Ageing population serious challenge for public finances
Slovenia, which is among countries with the highest risks regarding public finances because of its ageing population, will have to draft comprehensive changes to tackle the issue, said Aleš Delakorda of the Institute of Macroeconomic Analysis and Development (IMAD).
The whole of Europe is pondering how to secure finances to face these issues and systemic measures will be needed to address the issue, stressed Zoran Stančič, the head of European Commission Representation in Slovenia, which organised the conference together with IMAD.
Delakorda meanwhile noted that IMAD, the government macroeconomic think-tank, had drafted a wide range of measures, but employers as well as employees would have to start thinking differently too.
Measures related to the labour market and social care alone will not be enough, he said and added that measures to ensure long-term potential of the economy and increased prosperity would also have to be carried.

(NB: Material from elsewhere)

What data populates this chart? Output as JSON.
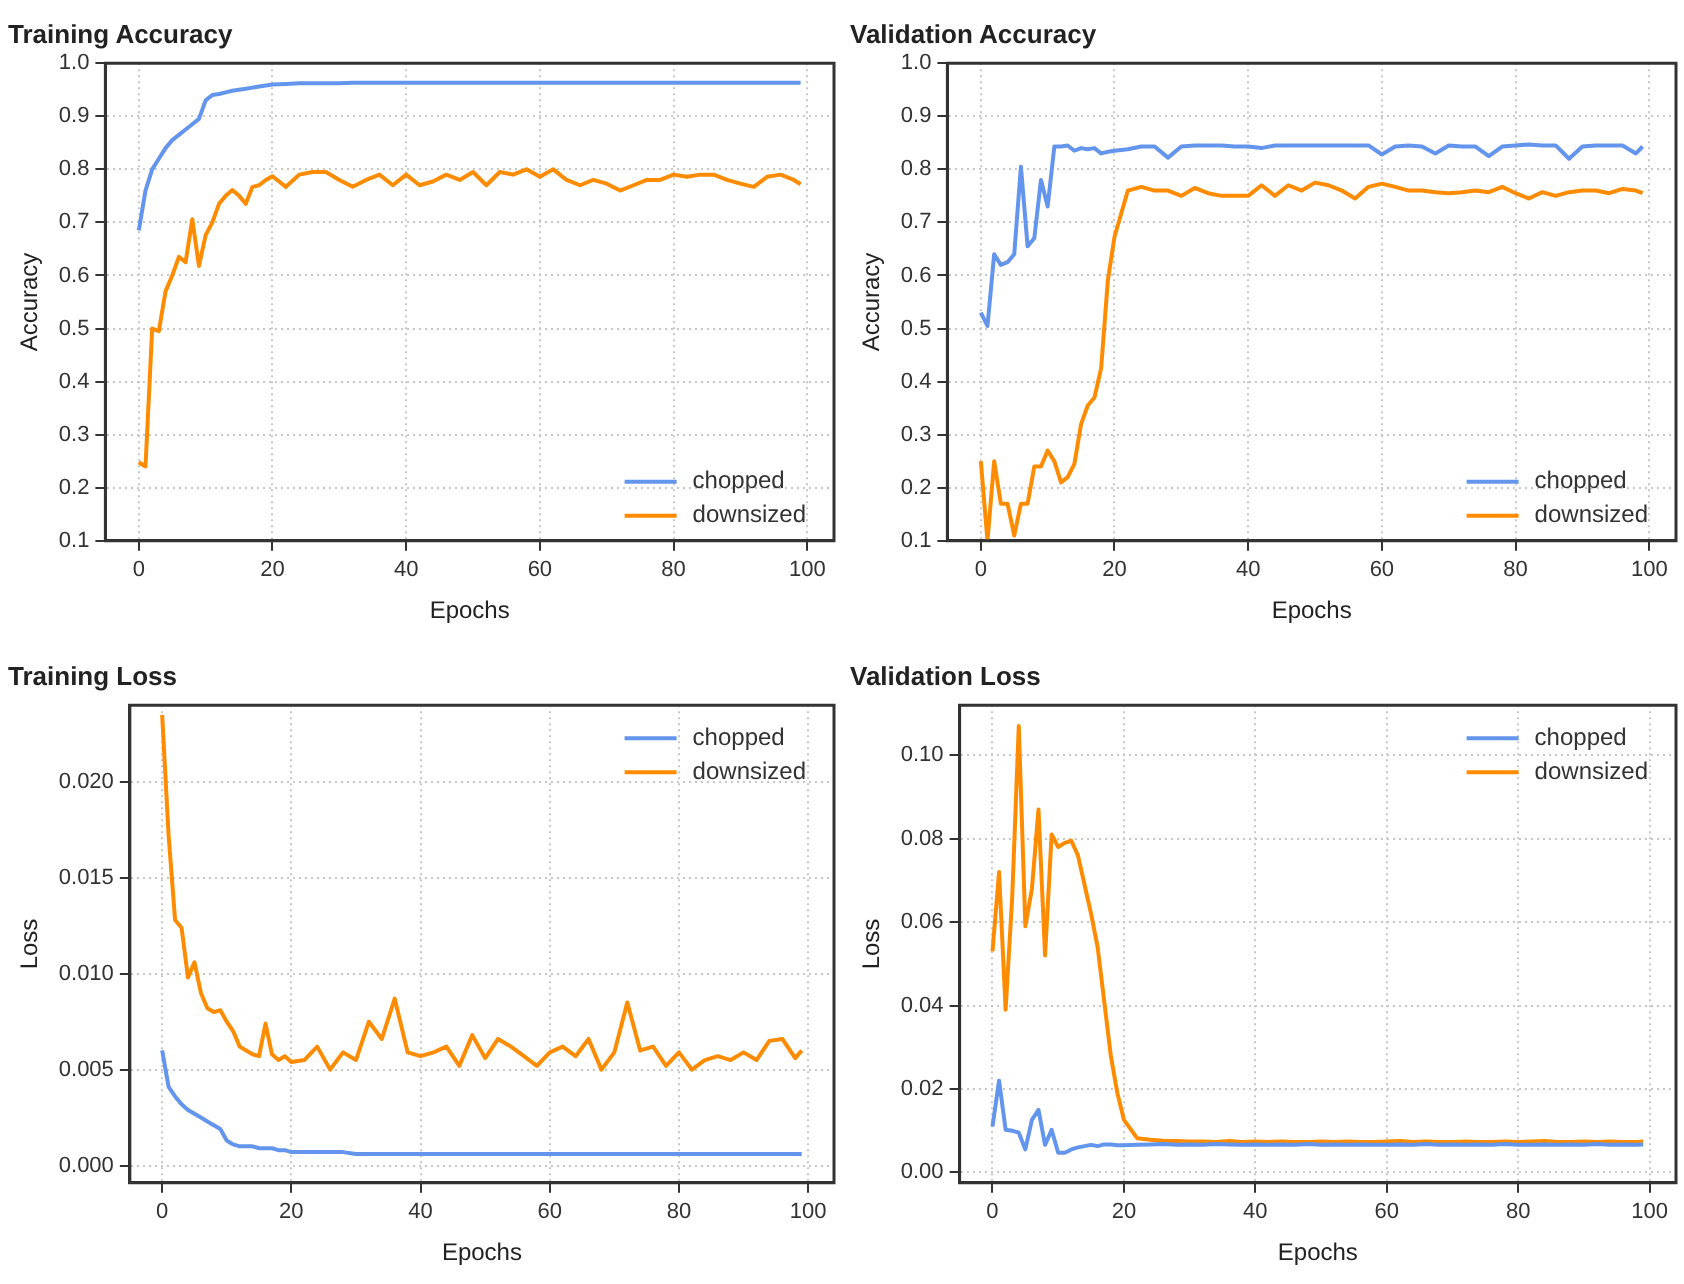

European Commission's long-term projections indicate that in Slovenia the expenditure for pensions, healthcare and long-term care could rise by 2060 to a quarter of the country's GDP unless policies in the fields change. The share stood at 18.9% of GDP in 2013. Pensions alone cost the state about EUR 1.4bn a year, IMAD boss Boštjan Vasle explained.
The Institute for Economic Research, the Slovenian partner of the Swiss institute IMD, meanwhile said that Slovenian people should be better informed of how the pension system worked.
A system of "constantly providing information to the public" should be set up, explained Boris Majcen of the institute, as these issues concern everybody.
Foreign experts meanwhile presented some ideas that had been implemented or were deliberated in their countries. German Finance Ministry's Werner Ebert said that measures such as linking pensions to life expectancy were debated in his country.
This was echoed by Anda Patarau of the European Commission's Directorate General for Economic and Financial Affairs, who said systems for linking pensions to life expectancy had proven very efficient in EU members that had implemented them.
"It is desirable to think along these guidelines in planing pension reforms," she added.